Unterm Strich bietet die App einen sehr komfortablen Zusatznutzen, doch gibt es auch hier Raum für Verbesserungen. Ob der WLAN-Router für das iPad-Netzwerk nun zum Standard-Equipment eines DJs avancieren wird, wird die Zeit zeigen, denn Denon ist mit dieser Marschroute nicht allein auf weiter Flur. Sollte bei der Vielzahl an Möglichkeiten, die unserer Testkandidat in Aussicht stellt, nun jemand auf die Idee kommen, sich zwei der SC2900 Geräte im Club oder der Bar zu installieren oder die mobile Diskothek damit auszustatten, möchte ich noch auf den Clubmixer Denon-X1600 verweisen, der bestimmt ein guter Partner für den SC2900 wäre und obendrein Traktor-Scratch-kompatibel ist, was uns zum Thema MIDI überleitet.
MIDI-Modus
Im MIDI-Modus werden die Bedienelemente zur Steuerung von Software-Funktionen genutzt, wobei die Wiedergabe über das integrierte Audio-Interface erfolgen kann, aber nicht muss. Denon verbaut im SC2900 hochwertige 24 Bit Burr-Brown-Wandler, die von klanglicher Seite keinen Anlass zur Kritik bieten. Das Interface arbeitet jedoch leider nur mit einer Samplingfrequenz von 44,1 kHz. Es taktet auf dem Testrechner (MacBook Pro/ 4 GB/ 2,2 GHz) unter Traktor mit einer Latenz von 13,6 Millisekunden ein, die ich für einen adäquaten Test erfolgreich unter die Fünf-Millisekunden-Grenze setzen konnte (128 Samples/ 2,9ms processing/ 2,0ms output). Vorweggesagt: Was die Stabilität und das subjektive Echtzeitgefühl beim Aufrufen zeitkritischer Aktionen im MIDI-Betrieb angeht, ist alles in Butter.
Unser Testkandidat wird von Native Instruments Traktor Pro nativ per Setup-Wizard unterstützt. Das Mapping gefällt, denn es beinhaltet grundsätzliche Basiswerkzeuge für die Mixsession, wie Transport, Search, Scratch und Browe (Liste, Next-Track, Max-View, Favourites..).
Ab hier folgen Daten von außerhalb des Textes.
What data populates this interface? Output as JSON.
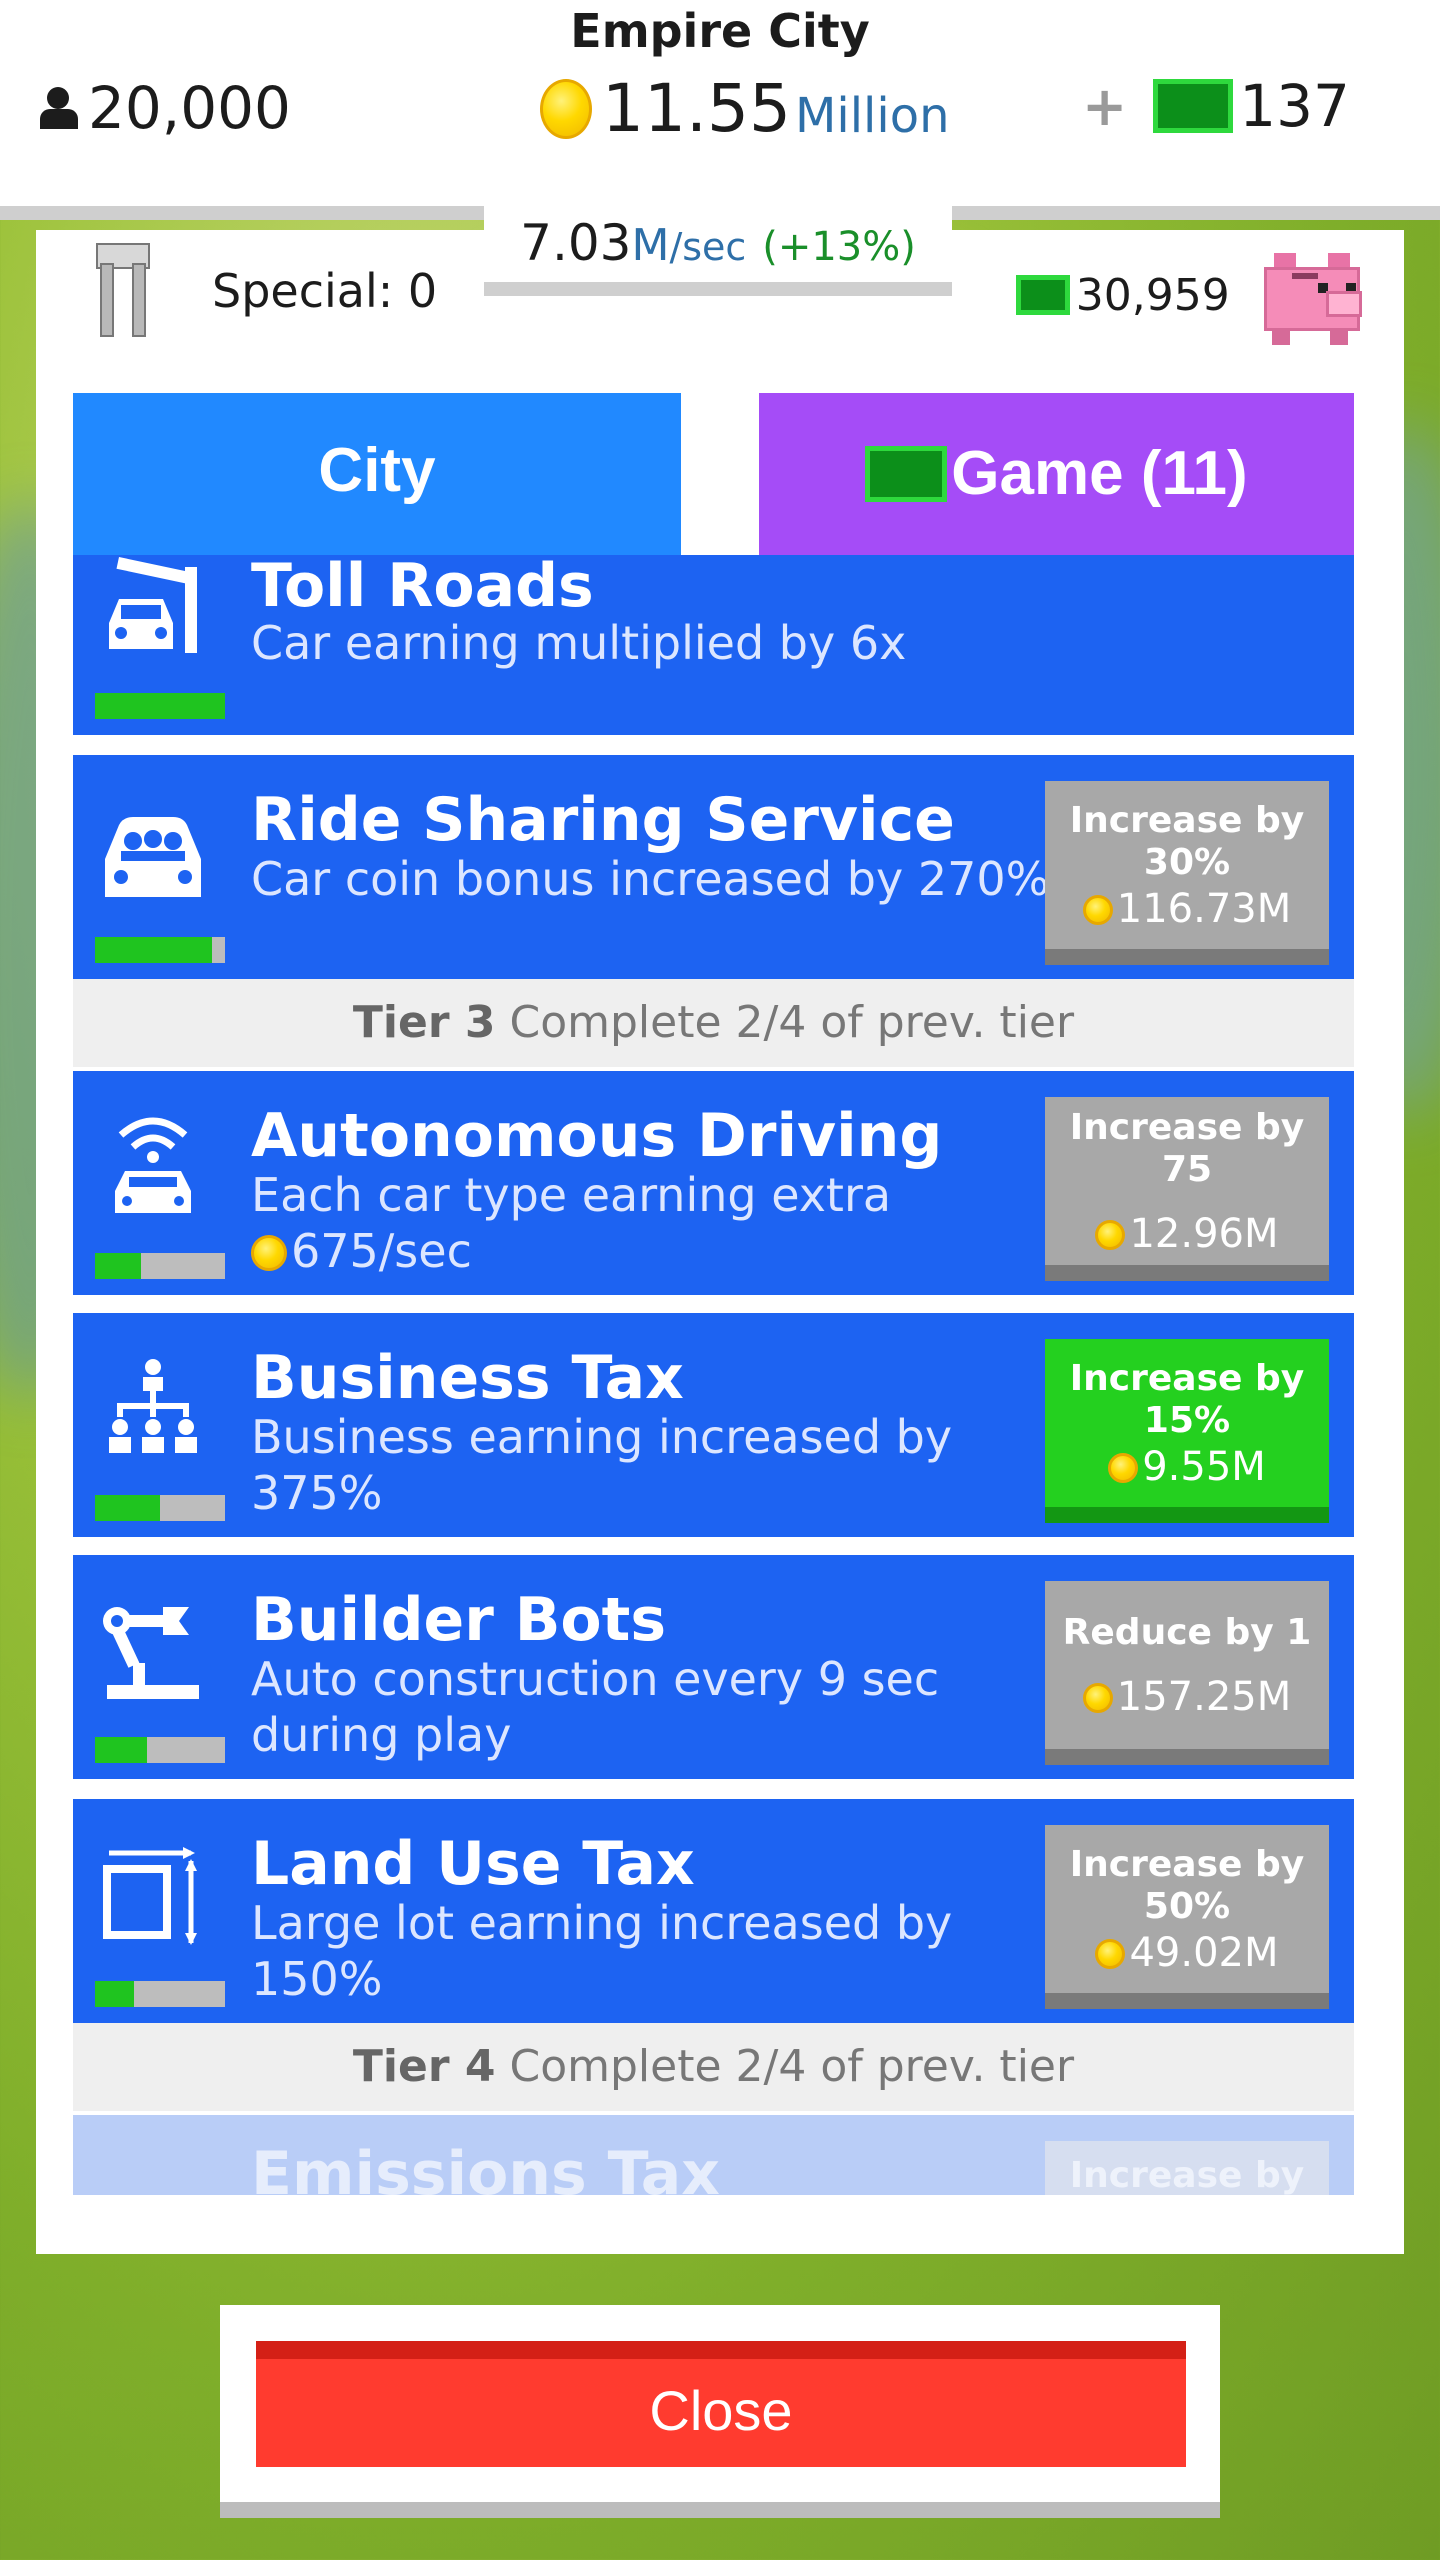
{
  "city_name": "Empire City",
  "header": {
    "population": "20,000",
    "coins_value": "11.55",
    "coins_unit": "Million",
    "plus": "+",
    "cash": "137"
  },
  "rate": {
    "value": "7.03",
    "unit": "M",
    "per": "/sec",
    "percent": "(+13%)"
  },
  "special": {
    "label": "Special: 0"
  },
  "bank": {
    "value": "30,959"
  },
  "tabs": {
    "city": "City",
    "game": "Game (11)"
  },
  "items": [
    {
      "title": "Toll Roads",
      "desc": "Car earning multiplied by 6x",
      "icon": "toll-gate-icon",
      "progress": 1.0
    },
    {
      "title": "Ride Sharing Service",
      "desc": "Car coin bonus increased by 270%",
      "icon": "car-passengers-icon",
      "progress": 0.9,
      "action": "Increase by 30%",
      "cost": "116.73M"
    },
    {
      "title": "Autonomous Driving",
      "desc_line1": "Each car type earning extra",
      "desc_line2": "675/sec",
      "icon": "wifi-car-icon",
      "progress": 0.35,
      "action": "Increase by 75",
      "cost": "12.96M"
    },
    {
      "title": "Business Tax",
      "desc": "Business earning increased by 375%",
      "icon": "org-chart-icon",
      "progress": 0.5,
      "action": "Increase by 15%",
      "cost": "9.55M",
      "affordable": true
    },
    {
      "title": "Builder Bots",
      "desc": "Auto construction every 9 sec during play",
      "icon": "robot-arm-icon",
      "progress": 0.4,
      "action": "Reduce by 1",
      "cost": "157.25M"
    },
    {
      "title": "Land Use Tax",
      "desc": "Large lot earning increased by 150%",
      "icon": "lot-resize-icon",
      "progress": 0.3,
      "action": "Increase by 50%",
      "cost": "49.02M"
    },
    {
      "title": "Emissions Tax",
      "action": "Increase by",
      "faded": true
    }
  ],
  "tiers": [
    {
      "name": "Tier 3",
      "text": "Complete 2/4 of prev. tier"
    },
    {
      "name": "Tier 4",
      "text": "Complete 2/4 of prev. tier"
    }
  ],
  "close_label": "Close",
  "colors": {
    "card_blue": "#1d63f2",
    "tab_city": "#2189ff",
    "tab_game": "#a54cf7",
    "affordable_green": "#24d01f",
    "close_red": "#ff3b2f"
  }
}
Es kann zudem mit Steuerbefehlen für verspieltere Naturen aufwarten (Filter, Keylock, manuelle Key-Correction, Hotcues) und mittels fest zugeordneter Schleifenintervalle auf der zweiten MIDI-Bank wechselnde Loop-Stakkatos abfeuern. Das passiert zwar nicht Serato-typisch „gerollt“, aber ist dennoch cool. On Top haben die Softwarespezialisten, damit auch die Freunde gepflegter Sampleschlachten auf ihre Kosten kommen, gleich einen Stapel Modifier programmiert, mit denen sich Samples laden, im Verbund oder separat abfeuern, stoppen, gemäß ihrer eingestellten Quantisierung re-triggern und muten lassen. Über die Horizontale unter dem Encoder halten in Kombination mit Start-Stop für jeden Slot einzeln Filter und Volume Einzug. Klasse.
Interessanterweise hat der Hersteller bereits eine aktuellere Version seiner Konfigurationsdatei (SC2900-V1010-wVFD) ausgearbeitet, die mir vom deutschen Support zugeflankt wurde. Bei diesem Mapping zeigt das Display auch Titelinformationen und Laufzeit an.
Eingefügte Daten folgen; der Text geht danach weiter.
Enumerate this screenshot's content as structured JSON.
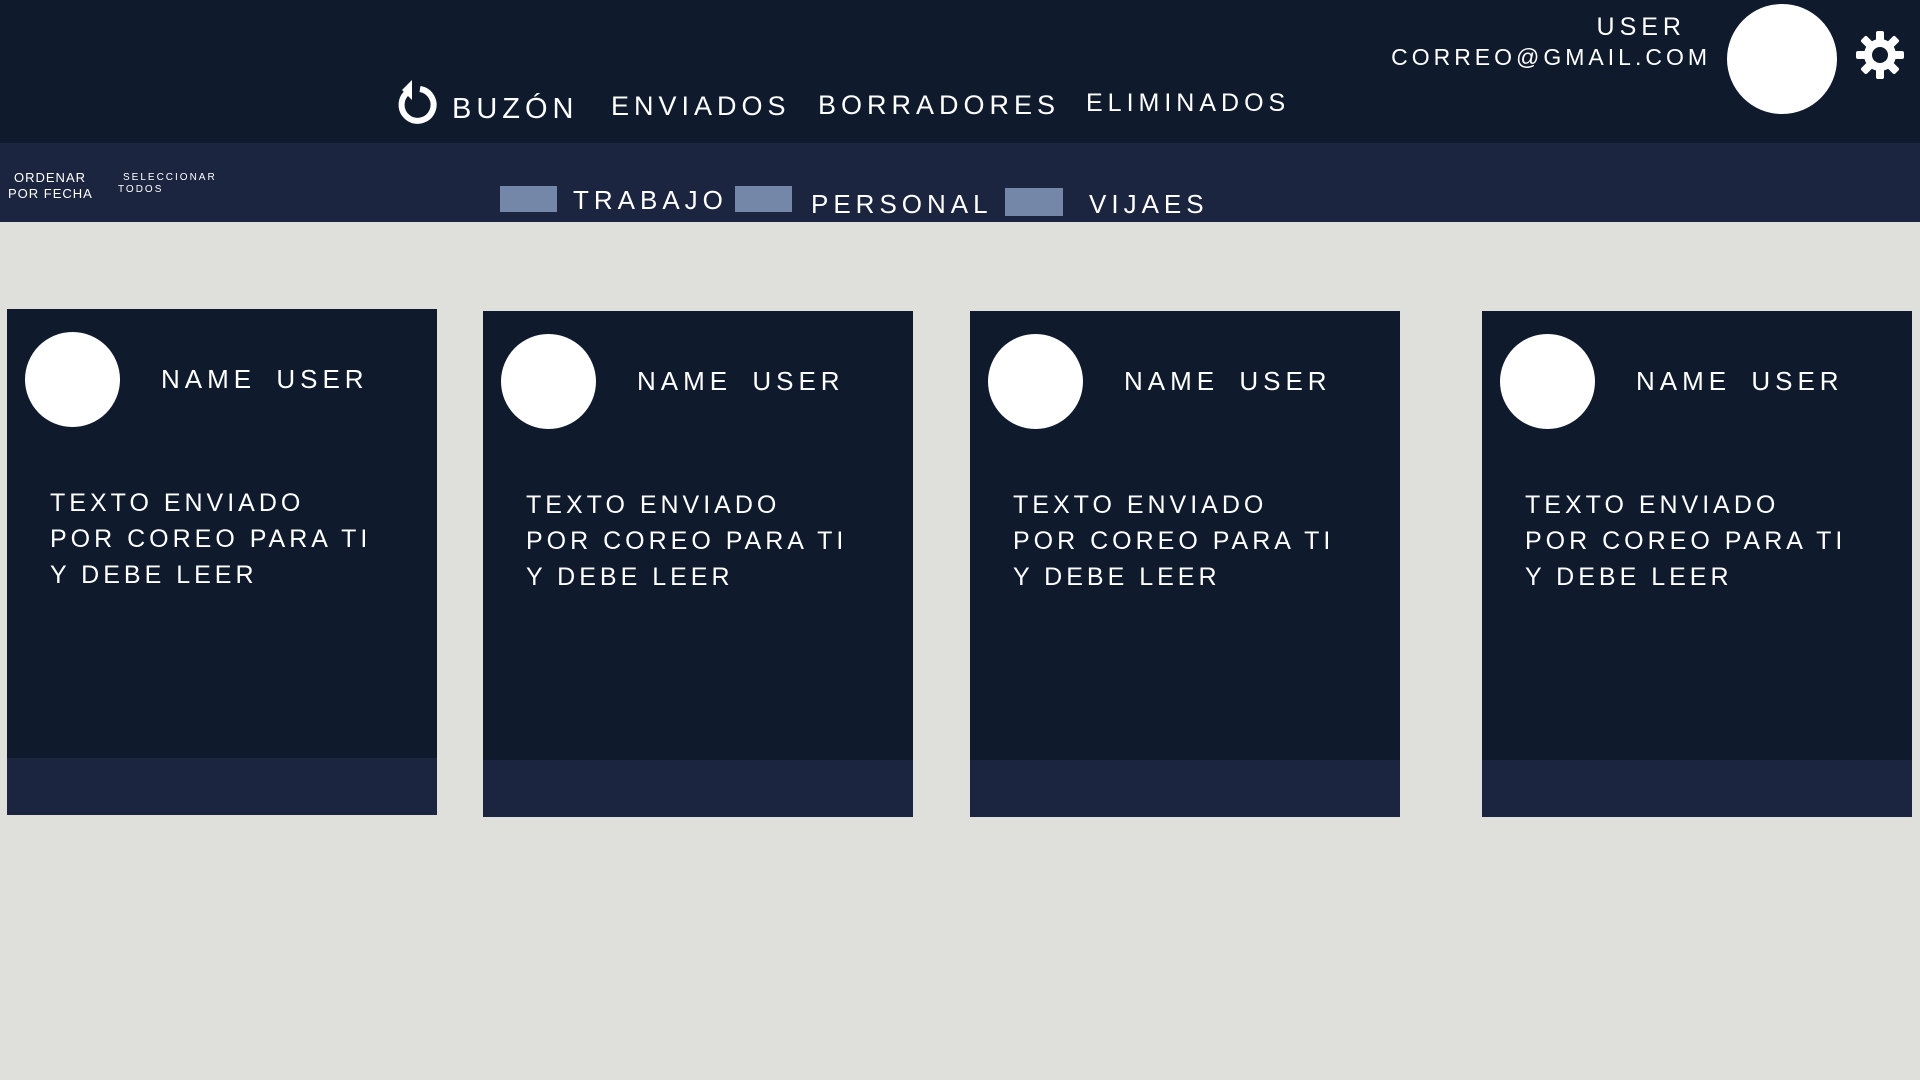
{
  "header": {
    "nav": [
      {
        "label": "BUZÓN"
      },
      {
        "label": "ENVIADOS"
      },
      {
        "label": "BORRADORES"
      },
      {
        "label": "ELIMINADOS"
      }
    ],
    "user": {
      "name": "USER",
      "email": "CORREO@GMAIL.COM"
    }
  },
  "toolbar": {
    "order": {
      "line1": "ORDENAR",
      "line2": "POR FECHA"
    },
    "select_all": {
      "line1": "SELECCIONAR",
      "line2": "TODOS"
    },
    "labels": [
      {
        "label": "TRABAJO",
        "color": "#7487a8"
      },
      {
        "label": "PERSONAL",
        "color": "#7487a8"
      },
      {
        "label": "VIJAES",
        "color": "#7487a8"
      }
    ]
  },
  "emails": [
    {
      "sender": "NAME USER",
      "lines": [
        "TEXTO ENVIADO",
        "POR COREO PARA TI",
        "Y DEBE LEER"
      ]
    },
    {
      "sender": "NAME USER",
      "lines": [
        "TEXTO ENVIADO",
        "POR COREO PARA TI",
        "Y DEBE LEER"
      ]
    },
    {
      "sender": "NAME USER",
      "lines": [
        "TEXTO ENVIADO",
        "POR COREO PARA TI",
        "Y DEBE LEER"
      ]
    },
    {
      "sender": "NAME USER",
      "lines": [
        "TEXTO ENVIADO",
        "POR COREO PARA TI",
        "Y DEBE LEER"
      ]
    }
  ],
  "colors": {
    "background": "#dfe0dc",
    "header": "#0f1b2d",
    "toolbar": "#1c2540",
    "card": "#0f1b2d",
    "card_footer": "#1c2540",
    "label_chip": "#7487a8"
  },
  "icons": {
    "refresh": "refresh-icon",
    "settings": "gear-icon"
  }
}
Nun ist es sicherlich legitim zu behaupten, dass es auch Anwender gibt, bei denen sich beim Gedanken an Doppel- und Dreifach-Belegungen die Anzahl der Schweißperlen auf der Stirn drastisch potenziert. Doch ist klar festzuhalten: Die oberste Arbeitsebene funktioniert genau so, wie man es erwarten sollte. Auch Traktor-Deejays, die am Gig unvorbereitet auf zwei SC2900 treffen, sollten mit den Standards zügig zurechtkommen. Die tiefer verschachtelten Funktionen können zwar anhand des Controller-Managers und der erfreulicherweise beigelegten MIIDI-Chart (oder per Try-and-Error) ergründet werden, doch hat dazu am Set keiner Zeit. Und ob das Handbuch irgendwo rumliegt, ist mehr als fraglich. Hier bedarf es schon eines Probelaufs.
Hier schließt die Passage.